Слова эти задели г-жу Кольвиль, она вздрогнула, будто в ее грудь впилась зазубренная стрела; бросив на Феликса высокомерный взгляд, она сказала Селесте: «Садись сюда, дочка» — и, усевшись возле г-жи Тюилье, указала дочери на соседний стул.
— Я буду работать до полного изнеможения, — сказал Феликс г-же Тюилье, — но стану членом Академии наук, ибо слава поможет мне добиться ее руки.
«Ах, мне нужен был вот такой муж, такой спокойный и мягкий человек, как он! — подумала бедная г-жа Тюилье. — Мне так по душе скромная, незаметная жизнь в тиши... Господи, ты этого не захотел, окажи же свое покровительство двум этим детям и соедини их судьбы! Ведь они созданы друг для друга!»

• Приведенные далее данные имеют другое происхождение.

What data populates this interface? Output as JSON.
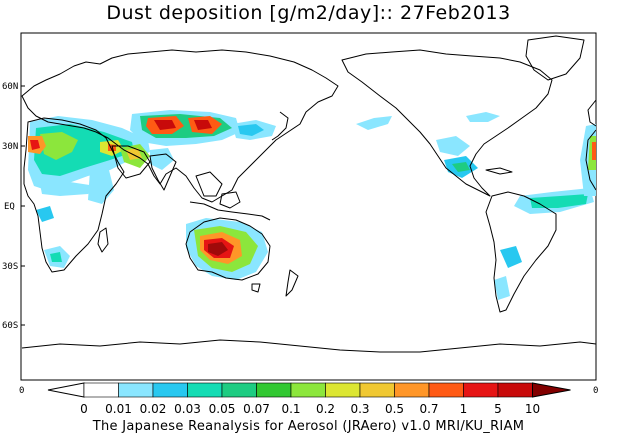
{
  "title": "Dust deposition [g/m2/day]:: 27Feb2013",
  "lat_labels": [
    "60N",
    "30N",
    "EQ",
    "30S",
    "60S"
  ],
  "lon_edge_label": "0",
  "colorbar": {
    "labels": [
      "0",
      "0.01",
      "0.02",
      "0.03",
      "0.05",
      "0.07",
      "0.1",
      "0.2",
      "0.3",
      "0.5",
      "0.7",
      "1",
      "5",
      "10"
    ],
    "colors": [
      "#ffffff",
      "#8ae6ff",
      "#28c8f0",
      "#14dcb4",
      "#1ecc82",
      "#32c832",
      "#8ce63c",
      "#dce632",
      "#f0c832",
      "#ff9628",
      "#ff5a14",
      "#e61414",
      "#c80a0a",
      "#a00a0a",
      "#820000"
    ]
  },
  "footer": "The Japanese Reanalysis for Aerosol (JRAero) v1.0 MRI/KU_RIAM"
}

Она погрузилась в глубокую задумчивость, машинально прислушиваясь к ужасающему шуму, который подняла ее невестка: неутомимая Бригитта помогала двум служанкам убирать со стола, чтобы освободить столовую для танцев; при этом ее голос гремел, напоминая своими раскатами голос капитана фрегата, который стоит на капитанском мостике и отдает приказания к атаке: «Есть ли у нас еще настойка из смородины? Подите и купите оршад!» После минутной паузы снова слышалось: «Бокалов не хватит, напитков мало, принесите шесть бутылок простого вина, которое я велела достать из погреба. Да проследите, чтобы привратник Коффине его не вылакал!.. Каролина, ты, моя милая, оставайся у буфета!.. Если танцы затянутся до часу ночи, надо будет подать ветчину. Соблюдайте умеренность, внимательно за всем следите. Передайте мне метелочку... Налейте масла в лампы... А главное, ничего не разбейте... Остатки от десерта надо тоже пустить в дело, поставьте их на буфет! Любопытно, придет ли в голову моей сестрице помочь нам? И о чем она только думает, эта рохля?.. Господи, до чего же она медлительна!.. Стулья унесите — будет больше места для танцев».

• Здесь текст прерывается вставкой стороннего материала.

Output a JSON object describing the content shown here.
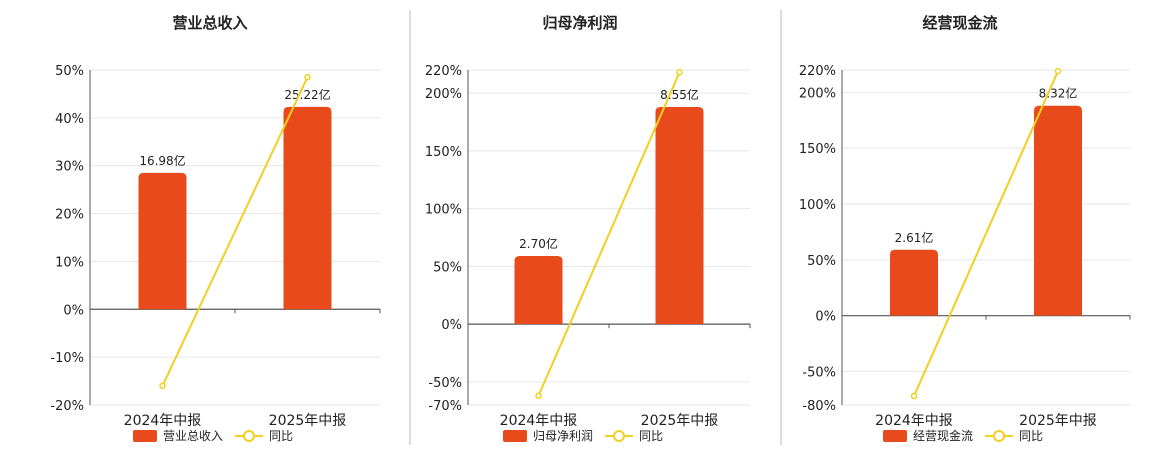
{
  "colors": {
    "bar": "#e84a1c",
    "line": "#f0d020",
    "grid": "#e6e6e6",
    "axis": "#555555",
    "text": "#222222",
    "divider": "#bbbbbb"
  },
  "chart_data": [
    {
      "type": "bar",
      "title": "营业总收入",
      "categories": [
        "2024年中报",
        "2025年中报"
      ],
      "bar_series": {
        "name": "营业总收入",
        "values": [
          28.5,
          42.3
        ],
        "labels": [
          "16.98亿",
          "25.22亿"
        ]
      },
      "line_series": {
        "name": "同比",
        "values": [
          -16,
          48.5
        ]
      },
      "ylim": [
        -20,
        50
      ],
      "yticks": [
        -20,
        -10,
        0,
        10,
        20,
        30,
        40,
        50
      ],
      "ytick_labels": [
        "-20%",
        "-10%",
        "0%",
        "10%",
        "20%",
        "30%",
        "40%",
        "50%"
      ],
      "grid": true,
      "legend": "bottom"
    },
    {
      "type": "bar",
      "title": "归母净利润",
      "categories": [
        "2024年中报",
        "2025年中报"
      ],
      "bar_series": {
        "name": "归母净利润",
        "values": [
          59,
          188
        ],
        "labels": [
          "2.70亿",
          "8.55亿"
        ]
      },
      "line_series": {
        "name": "同比",
        "values": [
          -62,
          218
        ]
      },
      "ylim": [
        -70,
        220
      ],
      "yticks": [
        -70,
        -50,
        0,
        50,
        100,
        150,
        200,
        220
      ],
      "ytick_labels": [
        "-70%",
        "-50%",
        "0%",
        "50%",
        "100%",
        "150%",
        "200%",
        "220%"
      ],
      "grid": true,
      "legend": "bottom"
    },
    {
      "type": "bar",
      "title": "经营现金流",
      "categories": [
        "2024年中报",
        "2025年中报"
      ],
      "bar_series": {
        "name": "经营现金流",
        "values": [
          59,
          188
        ],
        "labels": [
          "2.61亿",
          "8.32亿"
        ]
      },
      "line_series": {
        "name": "同比",
        "values": [
          -72,
          219
        ]
      },
      "ylim": [
        -80,
        220
      ],
      "yticks": [
        -80,
        -50,
        0,
        50,
        100,
        150,
        200,
        220
      ],
      "ytick_labels": [
        "-80%",
        "-50%",
        "0%",
        "50%",
        "100%",
        "150%",
        "200%",
        "220%"
      ],
      "grid": true,
      "legend": "bottom"
    }
  ]
}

В гостиной было полным-полно: тут можно было увидеть и Барниолей, и Кольвилей, и Лодижуа, и Фельонов, и всех тех, кого привлек сюда слух, что у Тюилье в тот день танцуют; слух этот распространился по Люксембургскому саду между двумя и четырьмя часами дня, то есть именно тогда, когда там прогуливались буржуа квартала.
— Готово, милый друг? — спросил Кольвиль, врываясь в столовую. — Ведь уже девять часов, и в вашей гостиной людей, что сельдей в бочке. Явился даже Кардо с женой, сыном, дочерью и будущим зятем, они прихватили с собой и молодого помощника прокурора, этого Винэ, так что, можно сказать, присутствует и Сент-Антуанское предместье. Мы перетащим сюда фортепьяно из гостиной, хорошо?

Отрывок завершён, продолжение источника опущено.